A brief introduction to the different types of Machine Translation (with help from Wikipedia):
Statistical machine translation (SMT) – this system relies on the statistical analysis of large bilingual corporation to train the stochastic models describing the mapping between a source language (SL) and a target language (TL).
Rule-based machine translation (RBMT) – systems based on linguistic information about source and target languages basically retrieved from (unilingual, bilingual or multilingual) dictionaries and grammars covering the main semantic, morphological, and syntactic regularities of each language respectively. Having input sentences (in some source language), an RBMT system generates them to output sentences (in some target language) on the basis of morphological, syntactic, and semantic analysis of both the source and the target languages involved in a concrete translation task.

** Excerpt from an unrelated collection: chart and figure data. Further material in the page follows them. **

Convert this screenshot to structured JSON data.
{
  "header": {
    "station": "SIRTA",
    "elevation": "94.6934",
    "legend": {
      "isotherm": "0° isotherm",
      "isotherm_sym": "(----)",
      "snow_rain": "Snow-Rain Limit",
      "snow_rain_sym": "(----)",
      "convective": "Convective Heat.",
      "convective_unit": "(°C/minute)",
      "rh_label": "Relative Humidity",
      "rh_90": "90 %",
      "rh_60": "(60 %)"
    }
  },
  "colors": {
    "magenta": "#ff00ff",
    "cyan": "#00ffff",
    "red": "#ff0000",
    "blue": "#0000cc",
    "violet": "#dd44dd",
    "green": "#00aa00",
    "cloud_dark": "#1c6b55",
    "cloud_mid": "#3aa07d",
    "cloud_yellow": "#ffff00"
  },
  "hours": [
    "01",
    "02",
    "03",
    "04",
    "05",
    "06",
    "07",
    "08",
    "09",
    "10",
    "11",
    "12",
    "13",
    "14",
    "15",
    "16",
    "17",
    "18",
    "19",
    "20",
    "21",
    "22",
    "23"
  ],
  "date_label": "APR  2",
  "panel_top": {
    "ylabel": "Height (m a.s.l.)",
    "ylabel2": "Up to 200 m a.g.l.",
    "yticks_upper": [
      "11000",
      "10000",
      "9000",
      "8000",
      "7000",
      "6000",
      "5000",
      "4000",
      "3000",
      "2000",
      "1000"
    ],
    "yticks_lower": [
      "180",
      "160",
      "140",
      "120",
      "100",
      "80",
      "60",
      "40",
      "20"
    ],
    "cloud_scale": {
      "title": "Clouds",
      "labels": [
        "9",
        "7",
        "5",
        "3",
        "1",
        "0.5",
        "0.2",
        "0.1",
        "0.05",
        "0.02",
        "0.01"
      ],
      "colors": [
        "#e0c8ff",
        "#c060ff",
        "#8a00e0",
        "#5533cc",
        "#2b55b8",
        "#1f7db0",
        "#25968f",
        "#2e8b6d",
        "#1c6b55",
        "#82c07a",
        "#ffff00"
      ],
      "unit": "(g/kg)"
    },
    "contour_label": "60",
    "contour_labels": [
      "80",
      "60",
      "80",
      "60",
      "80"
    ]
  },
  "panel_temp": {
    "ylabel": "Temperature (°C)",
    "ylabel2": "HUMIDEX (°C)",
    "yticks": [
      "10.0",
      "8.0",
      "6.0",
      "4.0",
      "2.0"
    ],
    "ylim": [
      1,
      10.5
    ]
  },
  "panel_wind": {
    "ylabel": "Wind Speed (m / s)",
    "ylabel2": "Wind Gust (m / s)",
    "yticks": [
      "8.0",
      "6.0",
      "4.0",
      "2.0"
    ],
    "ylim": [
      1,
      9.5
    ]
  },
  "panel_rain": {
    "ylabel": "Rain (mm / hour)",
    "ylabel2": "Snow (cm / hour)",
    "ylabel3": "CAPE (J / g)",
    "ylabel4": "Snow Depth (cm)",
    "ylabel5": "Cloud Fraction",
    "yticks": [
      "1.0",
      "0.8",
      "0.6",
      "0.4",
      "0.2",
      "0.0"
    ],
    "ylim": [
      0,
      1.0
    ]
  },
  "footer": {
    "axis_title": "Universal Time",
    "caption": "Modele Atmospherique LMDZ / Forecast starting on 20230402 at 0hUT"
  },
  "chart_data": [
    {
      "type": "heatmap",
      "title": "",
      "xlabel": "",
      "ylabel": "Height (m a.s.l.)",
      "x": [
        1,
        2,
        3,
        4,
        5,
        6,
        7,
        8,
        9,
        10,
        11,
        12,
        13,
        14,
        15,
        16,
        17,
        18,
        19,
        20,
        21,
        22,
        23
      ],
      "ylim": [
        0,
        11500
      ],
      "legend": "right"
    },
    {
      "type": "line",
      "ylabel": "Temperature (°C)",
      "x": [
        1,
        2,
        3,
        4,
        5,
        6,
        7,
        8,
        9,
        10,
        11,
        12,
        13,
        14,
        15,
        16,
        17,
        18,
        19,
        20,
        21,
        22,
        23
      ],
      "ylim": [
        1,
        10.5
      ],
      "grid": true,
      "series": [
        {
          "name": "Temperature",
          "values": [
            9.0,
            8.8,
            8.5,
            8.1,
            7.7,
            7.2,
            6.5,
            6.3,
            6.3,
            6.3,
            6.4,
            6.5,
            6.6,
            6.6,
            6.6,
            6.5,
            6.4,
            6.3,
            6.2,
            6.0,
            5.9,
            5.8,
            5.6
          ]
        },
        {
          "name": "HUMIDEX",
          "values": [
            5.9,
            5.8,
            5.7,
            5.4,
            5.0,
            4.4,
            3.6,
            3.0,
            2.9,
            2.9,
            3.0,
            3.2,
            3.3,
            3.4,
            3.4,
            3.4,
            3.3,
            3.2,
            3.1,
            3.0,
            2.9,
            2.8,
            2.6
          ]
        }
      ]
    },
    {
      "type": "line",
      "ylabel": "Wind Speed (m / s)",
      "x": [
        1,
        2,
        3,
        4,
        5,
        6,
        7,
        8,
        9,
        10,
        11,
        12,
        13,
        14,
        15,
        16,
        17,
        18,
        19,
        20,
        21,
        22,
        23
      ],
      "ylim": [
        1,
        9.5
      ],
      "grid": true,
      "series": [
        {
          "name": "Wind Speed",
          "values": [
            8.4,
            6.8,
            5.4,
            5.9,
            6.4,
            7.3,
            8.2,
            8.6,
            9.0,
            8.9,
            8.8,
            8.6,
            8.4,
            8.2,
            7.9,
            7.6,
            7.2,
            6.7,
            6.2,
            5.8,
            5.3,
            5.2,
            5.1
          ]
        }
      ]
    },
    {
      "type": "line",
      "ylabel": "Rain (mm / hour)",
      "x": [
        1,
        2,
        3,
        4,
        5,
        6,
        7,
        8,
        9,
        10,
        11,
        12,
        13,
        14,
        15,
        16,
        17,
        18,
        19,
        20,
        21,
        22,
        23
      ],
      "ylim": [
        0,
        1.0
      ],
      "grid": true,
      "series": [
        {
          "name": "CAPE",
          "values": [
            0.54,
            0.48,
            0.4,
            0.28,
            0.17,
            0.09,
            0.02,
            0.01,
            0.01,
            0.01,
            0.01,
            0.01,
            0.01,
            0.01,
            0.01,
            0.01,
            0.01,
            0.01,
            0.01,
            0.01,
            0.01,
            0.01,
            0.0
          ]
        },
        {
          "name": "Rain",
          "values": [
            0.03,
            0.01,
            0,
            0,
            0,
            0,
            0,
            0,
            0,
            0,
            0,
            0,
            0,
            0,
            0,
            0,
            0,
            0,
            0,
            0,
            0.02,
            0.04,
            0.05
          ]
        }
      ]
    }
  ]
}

The demand for SMT has significantly increased over the past few years, due to the effectiveness of this technology over RBMT in terms of the cost and time. Further, a big advantage of SMT is the handiness of platforms and algorithms. This means that a lot of the work for building and training a corpus might already be done, and can be found at a much cheaper rate than usual.
Neural machine translation (NMT) – an approach to machine translation that uses a large artificial neural network to predict the likelihood of a sequence of words, typically modeling entire sentences in a single integrated model. They require only a fraction of the memory needed by traditional statistical machine translation (SMT) models. Furthermore, unlike conventional translation systems, all parts of the neural translation model are trained jointly (end-to-end) to maximize the translation performance.